A wolf in Taliban clothing?

UZGEN, Kyrgyzstan – Washington’s mounting offensive against the Taliban may be causing ripples in this distant, dusty southern Kyrgyz town.

Details are difficult to confirm independently, but analysts and local officials insist that Islamic militants are filtering back from Afghanistan into this corner of ex-Soviet Central Asia (see map below).

The motives of the militants, if they exist, are difficult to discern. Some may be looking for a safe haven to regroup and then return to Afghanistan; others may have decided to open a new front and focus their energies on trying to topple the wobbly local governments, especially in next-door Uzbekistan. And others – members of Central Asian groups once allied with the Taliban but now in steep decline – may simply be returning home.

Whatever the case, law enforcement bodies here appear to be at the moment battling pockets of extremely well-armed individuals and groups. In Tajikistan, officials have cut off the Tavildara region to outsiders as they attempt to rid the area of what they say are Afghan insurgents. In Uzbekistan in May, officials said a militant attack killed a policeman in a southern town. Last month, Kyrgyz officials staged two raids in the country’s south – first in Jalal-Abad, where they said they killed five gunmen, and then in Kosh-Korgon, a small village outside the regional center Uzgen, killing three. In total, authorities say they have arrested 18 people for “assisting international terrorist groups.”

The Kyrgyz State Committee for National Security, the successor to the KGB, said that the leader of the “destroyed terrorist group” was Khasan Suleimanov, who was born in Osh, Kyrgyzstan in 1977 and was trained in “international terrorist centers in Pakistan,” agencies reported. Other information, however, indicated that a number of the gunmen may have been Russian-speakers who were not from the area.

The militants stockpiled weapons and may have had links to the Islamic Movement of Uzbekistan, a group bent on deposing the authoritarian regime of Uzbek President Islam Karimov and establishing an Islamic state. Uzbek officials say that the IMU has carried out numerous terrorist attacks inside their country, though the movement itself usually does not claim responsibility.

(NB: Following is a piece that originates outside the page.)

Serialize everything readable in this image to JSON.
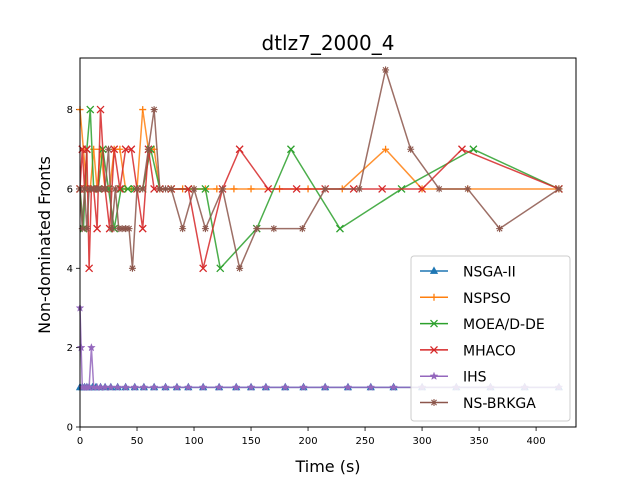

What is certain, however, is that the IMU is allied with the Taliban – fighting alongside the Afghans during NATO’s campaign in 2003-2004, and then possibly later in Pakistan. But many security analysts believe that western forces may have eradicated the IMU as a functioning organization.

This is also not the first time that officials have warned of the threat of Islamic extremism. Kyrgyz authorities staged similar raids three years ago, in one case killing a prominent local imam. Gunmen also apparently attacked border posts, and in a series of incidents earlier in the decade, battled government forces in a remote mountain region and took hostages.

And as with earlier incidents, the governments’ assertions are being met with a large dose of skepticism. Some observers say that the proportion of the threat is being overblown, or may not exist at all. The region’s officials, they say, use the terrorist menace to justify beefing up their police forces, crack down on dissent or just curry favor with the West. Local “wars on terror” are still very much a topic that garners immediate sympathy in Washington and elsewhere.

“The reports about these events are coming primarily from the security services, which have a history of reporting false information” said Alisher Hamidov, an expert based in southern Kyrgyzstan who is pursuing a doctoral degree at Johns Hopkins University.

“What we are seeing are criminal groups being reported as extremists,” he added.

Others, however, insist the danger posed by these fighters is indeed very real.

“They are very hard to trace — they are very bad people who are planting bombs and are very experienced,” said one western official in Kyrgyzstan who asked to speak off-the-record. Part of the problem facing local security services, Western officials say, is that the gunmen are blowing themselves up, rather than permitting themselves to be taken into custody by law enforcement bodies — and therefore are denying themselves as further sources of intelligence.

Perhaps an indication that the terrorists are being taken seriously is the recent announcement that Russia will establish a base in Kyrgyzstan’s south in the sensitive Ferghana Valley — which stretches across Kyrgyzstan, Tajikistan and Uzbekistan.

The installation will be Russia’s second in the country, after an airbase in the north — and a U.S. transit base for Afghan operations at Bishkek’s main airport.

In Uzgen, in the Ferghana Valley, locals say extremists have appeared very rarely, and that they seem to be from outside the region. “Everyone knows everyone else here — our neighborhood is very quiet," says Murad, an elderly Uzgen native sitting quietly in a tea house across the street from one of the town’s main mosques, waiting for prayers to start. But he adds: “There are a lot of local youth who have traveled to Afghanistan and Pakistan and come back acting as if they are brainwashed.”